Blue Sky Limited (ASX:BLA) is in the latter camp. We don’t own the stock but as soon as the Glaucus reports were released (US hedge fund who decided Blue Sky was not valuing its underlying investments correctly) we knew the intense elevation of scrutiny would burden the stock for some time to come, regardless if it is right or wrong. Blue Sky has had a remarkable run since listing which means the market gave it the benefit of doubt. A company whose revenue relies on uplifts in valuation of it investee companies is going to find ways to put a positive spin on its investments which in-turn endorses the management reputation. Each positive result effectively gives investors less reason to question the fundamentals and allows the momentum to build.
Now that the initial damage has been done there can be a couple of lasting impacts on Blue Sky. First it will probably never achieve the market rating it once commanded. It is tainted and the market will forever be more cautious. Second, the added scrutiny and negative sentiment attached to the parent could easily rub off onto its subsidiary investment companies … potentially inhibiting, even derailing the ability to raise fresh capital. This will in-turn impact the valuation of the head stock. It’s a cruel world that reflect the part perception plays in investment circles.
A second example of ‘on the nose’ relates to industries in structural decline. The so-called value represented by stocks in these sectors can often appear attractive but ultimately becomes a trap. We mentioned Myer a couple of weeks ago, where a once-proud retailer behemoth has shrunk because its offering is fast becoming irrelevant in today’s digital world.

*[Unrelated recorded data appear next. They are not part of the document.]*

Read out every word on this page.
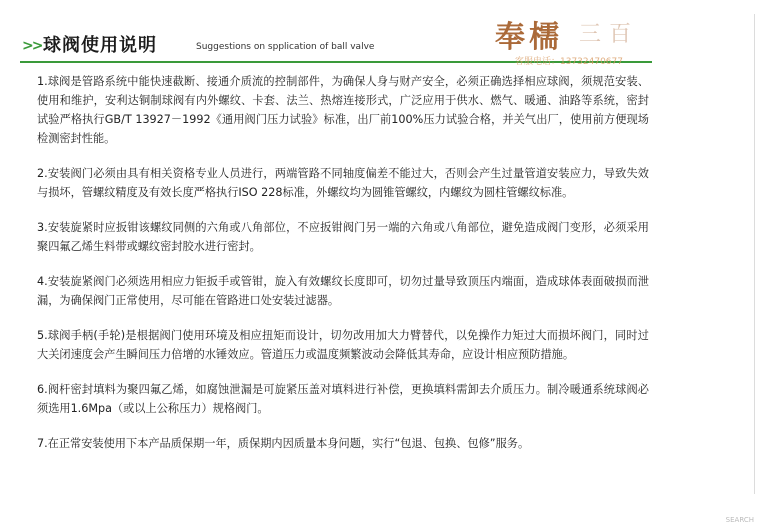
>> 球阀使用说明	Suggestions on spplication of ball valve	奉檽 三百
客服电话：13732470677

1.球阀是管路系统中能快速截断、接通介质流的控制部件，为确保人身与财产安全，必须正确选择相应球阀，须规范安装、使用和维护，安利达铜制球阀有内外螺纹、卡套、法兰、热熔连接形式，广泛应用于供水、燃气、暖通、油路等系统，密封试验严格执行GB/T 13927－1992《通用阀门压力试验》标准，出厂前100%压力试验合格，并关气出厂，使用前方便现场检测密封性能。

2.安装阀门必须由具有相关资格专业人员进行，两端管路不同轴度偏差不能过大，否则会产生过量管道安装应力，导致失效与损坏，管螺纹精度及有效长度严格执行ISO 228标准，外螺纹均为圆锥管螺纹，内螺纹为圆柱管螺纹标准。

3.安装旋紧时应扳钳该螺纹同侧的六角或八角部位，不应扳钳阀门另一端的六角或八角部位，避免造成阀门变形，必须采用聚四氟乙烯生料带或螺纹密封胶水进行密封。

4.安装旋紧阀门必须选用相应力钜扳手或管钳，旋入有效螺纹长度即可，切勿过量导致顶压内端面，造成球体表面破损而泄漏，为确保阀门正常使用，尽可能在管路进口处安装过滤器。

5.球阀手柄(手轮)是根据阀门使用环境及相应扭矩而设计，切勿改用加大力臂替代，以免操作力矩过大而损坏阀门，同时过大关闭速度会产生瞬间压力倍增的水锤效应。管道压力或温度频繁波动会降低其寿命，应设计相应预防措施。

6.阀杆密封填料为聚四氟乙烯，如腐蚀泄漏是可旋紧压盖对填料进行补偿，更换填料需卸去介质压力。制冷暖通系统球阀必须选用1.6Mpa（或以上公称压力）规格阀门。

7.在正常安装使用下本产品质保期一年，质保期内因质量本身问题，实行“包退、包换、包修”服务。

SEARCH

For so many years GC1 has avoided investing in PMP (ASX:PMP), the printing and letterbox distribution company. Printing is a notoriously over-competed industry and none of the listed players in it have enjoyed success in recent years. A few catalysts suddenly made it look attractive. PMP merged with one of its major competitors as another major player, Ive Group (ASX:IGL), did likewise. A raft of cost saving measures were announced and forecasts of huge dividends returns on the back of savings had investors scrambling. It even got us in for a while on the back of positive conversations with all of the main players involved.

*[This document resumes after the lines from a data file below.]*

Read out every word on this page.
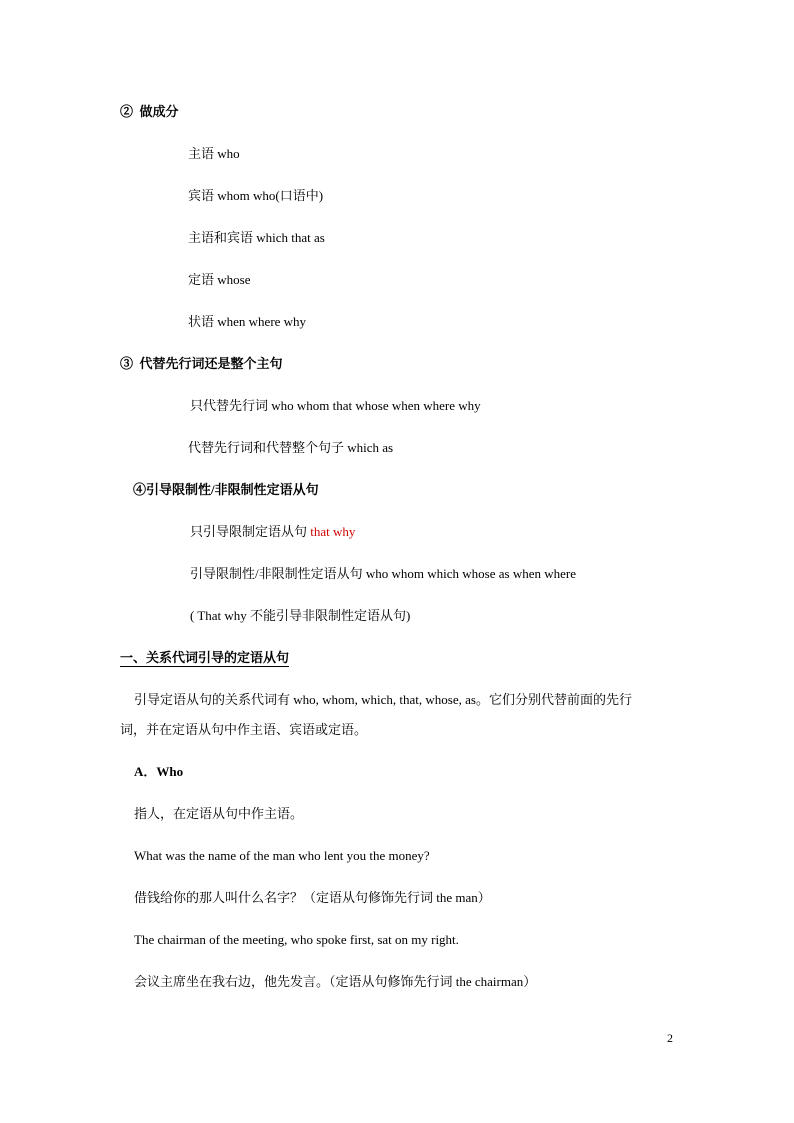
② 做成分
主语 who
宾语 whom who(口语中)
主语和宾语 which that as
定语 whose
状语 when where why
③ 代替先行词还是整个主句
只代替先行词 who whom that whose when where why
代替先行词和代替整个句子 which as
④引导限制性/非限制性定语从句
只引导限制定语从句 that why
引导限制性/非限制性定语从句 who whom which whose as when where
( That why 不能引导非限制性定语从句)
一、关系代词引导的定语从句
引导定语从句的关系代词有 who, whom, which, that, whose, as。它们分别代替前面的先行
词，并在定语从句中作主语、宾语或定语。
A．Who
指人，在定语从句中作主语。
What was the name of the man who lent you the money?
借钱给你的那人叫什么名字？（定语从句修饰先行词 the man）
The chairman of the meeting, who spoke first, sat on my right.
会议主席坐在我右边，他先发言。（定语从句修饰先行词 the chairman）
2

But in the end the sub-optimal nature of the printing sector ended up stealing the show. Price competition stuck around, even worsened and before the gains could be realised they were significantly being whittled away. We exited almost quickly as we entered but the damage had been done. We learned another lesson … but probably one we already knew deep down.
The third category of ‘stocks on the nose’ is where the market misreads a situation and gets it nose out of joint, regardless of whether the underlying story is any good or not. Perhaps the misreading is partially the company’s fault (poor communication of a new situation, for example), often simply a couple of broker analysts getting a little over-excited with their forecasting and sometimes a simple issue becomes public and journalists get hold of a juicy story and run with it. These stocks have the best chance of recovering and ultimately may represent a good buying opportunity.
GC1 recently bought into BWX (ASX:BWX). We didn’t time it perfectly but the underlying business is growing strongly and, on the back of three significant acquisitions, will continue to do so. The share price depreciation has brought a lot of value into the stock (PER of 14x FY19).
When BWX reported its most recent profit result the numbers were a little light on, caused by some front-ended sales by the vendors of one its acquired businesses in the US (Mineral Fusion – the number one organic makeup brand) and the delayed start of a new contract. Our forecasts sat a little above the reported result as did those of a couple of leading broker analysts, but two broker analysts had numbers way higher than consensus – they were simply wrong. The fallout of their overt disappointment caught attention just when the market was losing some of its high PER appetite and it has caused a PER de-rating for BWX.
Most analysts downgraded their numbers by 5-10% in FY18 and less in FY19. The stock has fallen 44%. The Net profit is expected to grow around 20% in FY18 (the company is comfortable with its guided range) and closer to 40% in FY19. It is a multinational business with strong consumer brands.
The point is some companies have a better chance of recovering than others. If the story is good then it is a matter of time and proof. We believe BWX is one of these and we like finding similar opportunities.
But if there is an industry impediment or if a company has been called out for spurious practices, it will be a long wait for such a recovery, if it happens at all.